L’enquête menée par la DDPP (Direction Départementale de la Protection des Populations) du Calvados, incluant les éléments recueillis par les DDPP de la Manche, des Alpes-Maritimes, du Nord, et par le Centre de Surveillance du Commerce Électronique, a permis de rédiger en 2014 un procès-verbal de pratique commerciale trompeuse et un rapport sur le fondement de l’article 40 du Code de procédure pénale pour escroquerie, impliquant trois gérants officiels domiciliés en Normandie et en Belgique, ainsi qu’un gérant de fait.

La pratique commerciale trompeuse a été axée sur :

  • les annonces de réduction de prix fallacieuses : « prix coûtant », « - 80 % » ;
  • Annonces fausses concernant les délais de livraison : livraison sous 48 heures, livraison sous 30 jours maximum ;
  • l’indisponibilité de nombreuses références.

En audience, ce sont la présence sur le site internet de photographies d’entrepôts remplis de cartons destinées à rassurer les clients, mais volées sur des sites concurrents, et la prise de commande pour des références non détenues par l’entreprise et en rupture de stock chez les fournisseurs qui ont particulièrement retenu l’attention du Tribunal.
De même, les magistrats ont été sensibles au contexte des achats (cadeaux d’anniversaire, de Noël) pour juger du caractère déloyal des délais de livraison annoncés et non respectés - quand les clients avaient la chance d’être livrés.

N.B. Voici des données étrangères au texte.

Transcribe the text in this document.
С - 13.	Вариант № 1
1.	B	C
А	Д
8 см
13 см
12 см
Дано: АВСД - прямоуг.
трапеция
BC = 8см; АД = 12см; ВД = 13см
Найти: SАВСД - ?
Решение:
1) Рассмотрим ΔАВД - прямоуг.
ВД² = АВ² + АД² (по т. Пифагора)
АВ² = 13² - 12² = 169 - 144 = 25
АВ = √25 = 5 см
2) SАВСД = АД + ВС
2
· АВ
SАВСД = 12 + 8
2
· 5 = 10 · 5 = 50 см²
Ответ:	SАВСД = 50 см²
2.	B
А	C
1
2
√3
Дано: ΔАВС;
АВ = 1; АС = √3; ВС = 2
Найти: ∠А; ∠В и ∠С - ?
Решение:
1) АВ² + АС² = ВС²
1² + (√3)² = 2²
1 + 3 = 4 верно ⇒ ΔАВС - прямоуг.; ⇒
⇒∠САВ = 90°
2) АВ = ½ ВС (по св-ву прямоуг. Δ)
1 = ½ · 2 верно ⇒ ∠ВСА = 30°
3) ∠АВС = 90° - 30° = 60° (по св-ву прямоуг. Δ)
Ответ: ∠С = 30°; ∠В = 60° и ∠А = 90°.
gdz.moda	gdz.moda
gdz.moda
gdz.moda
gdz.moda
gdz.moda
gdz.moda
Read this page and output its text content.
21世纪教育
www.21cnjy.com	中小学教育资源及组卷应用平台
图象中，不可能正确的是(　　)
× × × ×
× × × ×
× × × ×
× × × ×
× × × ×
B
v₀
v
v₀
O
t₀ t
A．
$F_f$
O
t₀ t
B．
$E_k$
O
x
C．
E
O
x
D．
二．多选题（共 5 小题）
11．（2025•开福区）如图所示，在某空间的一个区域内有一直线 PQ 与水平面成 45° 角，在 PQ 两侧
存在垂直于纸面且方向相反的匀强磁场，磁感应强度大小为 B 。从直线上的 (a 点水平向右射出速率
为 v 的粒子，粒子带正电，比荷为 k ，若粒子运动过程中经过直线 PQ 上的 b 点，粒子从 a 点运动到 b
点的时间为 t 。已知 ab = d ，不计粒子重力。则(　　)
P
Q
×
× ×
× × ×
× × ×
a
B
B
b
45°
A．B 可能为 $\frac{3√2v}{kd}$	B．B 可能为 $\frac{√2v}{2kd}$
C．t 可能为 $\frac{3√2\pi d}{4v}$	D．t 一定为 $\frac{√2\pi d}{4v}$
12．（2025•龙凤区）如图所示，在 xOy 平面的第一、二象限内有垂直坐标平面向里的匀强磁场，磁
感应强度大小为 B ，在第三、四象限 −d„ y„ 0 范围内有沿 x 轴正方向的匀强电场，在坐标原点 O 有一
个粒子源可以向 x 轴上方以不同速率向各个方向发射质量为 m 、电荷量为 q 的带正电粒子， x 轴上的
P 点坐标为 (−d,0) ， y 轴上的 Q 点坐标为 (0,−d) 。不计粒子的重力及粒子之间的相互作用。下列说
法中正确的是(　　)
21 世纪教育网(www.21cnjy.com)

Le tribunal correctionnel de CAEN a délibéré et a rendu son jugement le 2 février 2016 à l’encontre des trois prévenus résidant en France. Il est allé au-delà des réquisitions. Les peines sont les suivantes :

  • 30 000€ d’amende pour la propriétaire du site ;
  • 24 mois de prison dont six avec sursis pour escroquerie pour les deux principaux prévenus.
  • 18 mois de prison dont six avec sursis pour abus de biens sociaux pour un autre prévenu.
  • Interdiction de gérer une entreprise pendant dix ans pour les trois prévenus.
  • Indemnisation des 137 parties civiles (plus de 50 000 €).
  • l’UFC Que Choisir obtient 900 € de dommages et intérêts
  • l’établissement bancaire plaignant obtient 76 475 € pour le préjudice.

Deux des prévenus ont décidé d’interjeter appel.
L’un d’eux a en effet depuis ouvert un site internet de vente d’articles de literie ainsi qu’une entreprise de rénovation du bâtiment.